Live migration allows SpinUp to relocate a Cloud Server to a different physical host machine. This process can be necessary for a variety of reasons, and this article aims to inform you of the situations that can lead to a live migration, as well as what it is and how it works.
What is live migration?
Live migration is an automated process that facilitates moving a Cloud Server from one host machine to another. This process is called ‘live’ because it does not require the Cloud Server to reboot or otherwise shutdown. There is no downtime in this process due to the way it is performed. The only interruption of services is a few milliseconds of network disruption. This is quick enough that most applications are unaffected or are able to recover gracefully. In almost all cases a live migration is not noticed from the OS point of view.
Live migration works by copying the server over to another host machine. This starts as a kind of local snapshot on the originating host machine, similar to how Cloud Server Snapshots work. This snapshot is moved to the target host machine, and once the transfer completes, a smaller snapshot is created based on the changes made on the server during the orignal transfer. This delta snapshot is then transfered, and this process repeats as many times as needed until both the local and the destination copy of the disk are the same.

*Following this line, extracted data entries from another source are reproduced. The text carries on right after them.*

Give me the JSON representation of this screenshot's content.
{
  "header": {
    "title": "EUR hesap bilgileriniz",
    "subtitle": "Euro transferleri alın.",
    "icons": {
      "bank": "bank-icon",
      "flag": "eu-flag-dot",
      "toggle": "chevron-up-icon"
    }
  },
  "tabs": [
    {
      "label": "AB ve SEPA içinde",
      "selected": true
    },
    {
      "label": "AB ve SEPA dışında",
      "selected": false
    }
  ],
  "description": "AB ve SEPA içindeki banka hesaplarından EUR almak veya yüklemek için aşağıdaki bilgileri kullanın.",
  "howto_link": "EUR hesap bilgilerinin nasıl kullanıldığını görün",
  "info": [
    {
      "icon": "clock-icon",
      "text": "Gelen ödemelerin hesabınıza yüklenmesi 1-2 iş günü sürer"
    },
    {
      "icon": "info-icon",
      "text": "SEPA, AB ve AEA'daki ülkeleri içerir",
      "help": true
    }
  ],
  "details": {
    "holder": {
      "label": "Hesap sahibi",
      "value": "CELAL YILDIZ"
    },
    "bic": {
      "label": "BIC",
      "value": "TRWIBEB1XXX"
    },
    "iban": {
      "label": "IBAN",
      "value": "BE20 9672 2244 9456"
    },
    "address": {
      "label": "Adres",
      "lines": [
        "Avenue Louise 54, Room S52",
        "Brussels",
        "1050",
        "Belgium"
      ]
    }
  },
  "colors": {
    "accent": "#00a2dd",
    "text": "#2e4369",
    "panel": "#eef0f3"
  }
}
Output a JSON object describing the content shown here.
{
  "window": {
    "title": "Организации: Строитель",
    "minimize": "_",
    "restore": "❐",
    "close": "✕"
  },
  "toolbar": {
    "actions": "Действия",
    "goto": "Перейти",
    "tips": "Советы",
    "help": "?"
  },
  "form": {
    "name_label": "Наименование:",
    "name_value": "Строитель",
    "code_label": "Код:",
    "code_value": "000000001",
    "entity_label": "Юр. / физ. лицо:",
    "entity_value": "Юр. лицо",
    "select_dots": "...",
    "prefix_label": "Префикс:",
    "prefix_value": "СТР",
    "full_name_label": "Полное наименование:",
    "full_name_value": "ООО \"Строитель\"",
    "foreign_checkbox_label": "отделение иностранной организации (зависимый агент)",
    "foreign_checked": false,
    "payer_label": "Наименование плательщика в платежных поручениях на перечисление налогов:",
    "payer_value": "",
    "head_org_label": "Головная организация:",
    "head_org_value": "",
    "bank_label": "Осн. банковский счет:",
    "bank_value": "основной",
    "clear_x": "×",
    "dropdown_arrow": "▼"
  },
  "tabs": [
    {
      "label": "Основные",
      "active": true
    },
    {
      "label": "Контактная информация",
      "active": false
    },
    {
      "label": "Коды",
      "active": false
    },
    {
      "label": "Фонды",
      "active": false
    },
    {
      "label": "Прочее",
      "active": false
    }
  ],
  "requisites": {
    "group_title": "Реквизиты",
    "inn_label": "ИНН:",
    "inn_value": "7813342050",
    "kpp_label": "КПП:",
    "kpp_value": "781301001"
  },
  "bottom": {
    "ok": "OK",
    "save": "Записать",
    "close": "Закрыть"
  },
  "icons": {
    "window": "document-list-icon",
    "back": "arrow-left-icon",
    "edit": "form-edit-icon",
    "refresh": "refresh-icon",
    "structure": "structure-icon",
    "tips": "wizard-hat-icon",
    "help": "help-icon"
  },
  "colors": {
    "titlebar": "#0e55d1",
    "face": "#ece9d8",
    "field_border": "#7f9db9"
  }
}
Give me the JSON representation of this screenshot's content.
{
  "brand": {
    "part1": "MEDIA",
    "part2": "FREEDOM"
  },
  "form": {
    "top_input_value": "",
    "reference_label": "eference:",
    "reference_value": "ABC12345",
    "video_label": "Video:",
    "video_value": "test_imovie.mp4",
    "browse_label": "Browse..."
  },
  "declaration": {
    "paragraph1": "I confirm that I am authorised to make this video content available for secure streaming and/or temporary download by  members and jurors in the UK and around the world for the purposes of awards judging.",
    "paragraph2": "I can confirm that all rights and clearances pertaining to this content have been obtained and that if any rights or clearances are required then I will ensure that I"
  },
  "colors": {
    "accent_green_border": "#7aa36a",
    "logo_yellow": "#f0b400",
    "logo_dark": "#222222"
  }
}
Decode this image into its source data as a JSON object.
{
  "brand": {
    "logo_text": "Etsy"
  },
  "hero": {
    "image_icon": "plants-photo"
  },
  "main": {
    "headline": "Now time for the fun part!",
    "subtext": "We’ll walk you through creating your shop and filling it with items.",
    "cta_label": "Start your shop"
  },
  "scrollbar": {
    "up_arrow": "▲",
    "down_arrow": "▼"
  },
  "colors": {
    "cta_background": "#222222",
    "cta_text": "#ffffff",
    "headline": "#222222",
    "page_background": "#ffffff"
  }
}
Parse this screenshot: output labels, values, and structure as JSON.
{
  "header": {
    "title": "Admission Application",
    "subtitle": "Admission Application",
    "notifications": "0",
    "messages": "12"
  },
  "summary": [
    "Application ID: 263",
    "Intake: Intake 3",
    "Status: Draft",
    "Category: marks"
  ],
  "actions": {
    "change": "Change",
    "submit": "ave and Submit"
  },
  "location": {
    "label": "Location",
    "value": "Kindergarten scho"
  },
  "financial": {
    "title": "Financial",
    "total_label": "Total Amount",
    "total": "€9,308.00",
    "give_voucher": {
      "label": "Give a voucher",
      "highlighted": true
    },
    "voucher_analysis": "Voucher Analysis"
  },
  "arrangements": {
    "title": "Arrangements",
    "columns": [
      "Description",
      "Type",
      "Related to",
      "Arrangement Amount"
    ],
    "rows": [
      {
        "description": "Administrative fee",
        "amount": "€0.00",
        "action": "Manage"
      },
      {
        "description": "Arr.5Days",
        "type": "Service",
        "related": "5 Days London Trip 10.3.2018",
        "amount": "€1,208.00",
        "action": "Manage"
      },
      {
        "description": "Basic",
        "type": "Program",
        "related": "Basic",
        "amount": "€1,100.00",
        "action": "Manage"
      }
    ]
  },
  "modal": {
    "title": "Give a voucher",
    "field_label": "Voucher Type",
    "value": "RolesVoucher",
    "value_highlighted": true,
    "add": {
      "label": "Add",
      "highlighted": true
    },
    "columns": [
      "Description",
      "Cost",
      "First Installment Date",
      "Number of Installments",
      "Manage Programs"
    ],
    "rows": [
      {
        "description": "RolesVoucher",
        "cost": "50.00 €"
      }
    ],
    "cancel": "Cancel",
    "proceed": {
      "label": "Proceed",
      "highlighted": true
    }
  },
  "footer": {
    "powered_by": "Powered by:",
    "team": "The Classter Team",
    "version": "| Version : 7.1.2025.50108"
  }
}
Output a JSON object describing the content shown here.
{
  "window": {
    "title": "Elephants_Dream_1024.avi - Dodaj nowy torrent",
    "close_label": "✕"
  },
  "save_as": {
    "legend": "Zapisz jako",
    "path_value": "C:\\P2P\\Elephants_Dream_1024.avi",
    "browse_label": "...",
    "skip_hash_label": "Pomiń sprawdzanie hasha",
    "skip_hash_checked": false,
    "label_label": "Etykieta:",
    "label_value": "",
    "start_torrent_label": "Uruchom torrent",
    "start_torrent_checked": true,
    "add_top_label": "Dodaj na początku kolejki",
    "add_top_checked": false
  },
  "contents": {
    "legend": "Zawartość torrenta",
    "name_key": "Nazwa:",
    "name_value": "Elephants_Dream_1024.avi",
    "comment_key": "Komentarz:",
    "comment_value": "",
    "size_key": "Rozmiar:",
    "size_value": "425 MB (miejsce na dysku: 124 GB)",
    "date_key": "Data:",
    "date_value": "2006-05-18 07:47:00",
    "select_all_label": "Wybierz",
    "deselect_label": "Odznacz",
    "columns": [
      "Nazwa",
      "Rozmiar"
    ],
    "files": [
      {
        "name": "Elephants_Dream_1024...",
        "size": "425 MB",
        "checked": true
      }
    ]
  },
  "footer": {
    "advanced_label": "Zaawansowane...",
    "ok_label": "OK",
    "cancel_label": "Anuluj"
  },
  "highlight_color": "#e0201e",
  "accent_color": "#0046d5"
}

At this point, the information stored in the Cloud Server’s RAM undergoes a similar process, a copy is made, transfered, and then a copy of the delta is made and transfered. Once again this process repeats a few times. However, RAM changes too rapidly to ever have the source and destination copies be in perfect sync. Thus, once the difference between the two copies is small enough, the Cloud Server is ‘paused’ at the hypervisor level. Pausing is similar to putting a PC to sleep or in hibernation, in that changes to RAM are temporarily halted and the contents of the RAM are copied to disk. The similarities end here though, as the copy in this case is carted off to the destination machine and immediately unpaused. This portion of the process is the few milliseconds of network interruption mentioned earlier.
Once the RAM copy is transfered and the destination copy is unpaused, the live-migration is complete. From the OS point of view, the server never restarted, never shut down, and all programs and applications continue to run as if nothing happened. The process is meant to be as seemless as possible.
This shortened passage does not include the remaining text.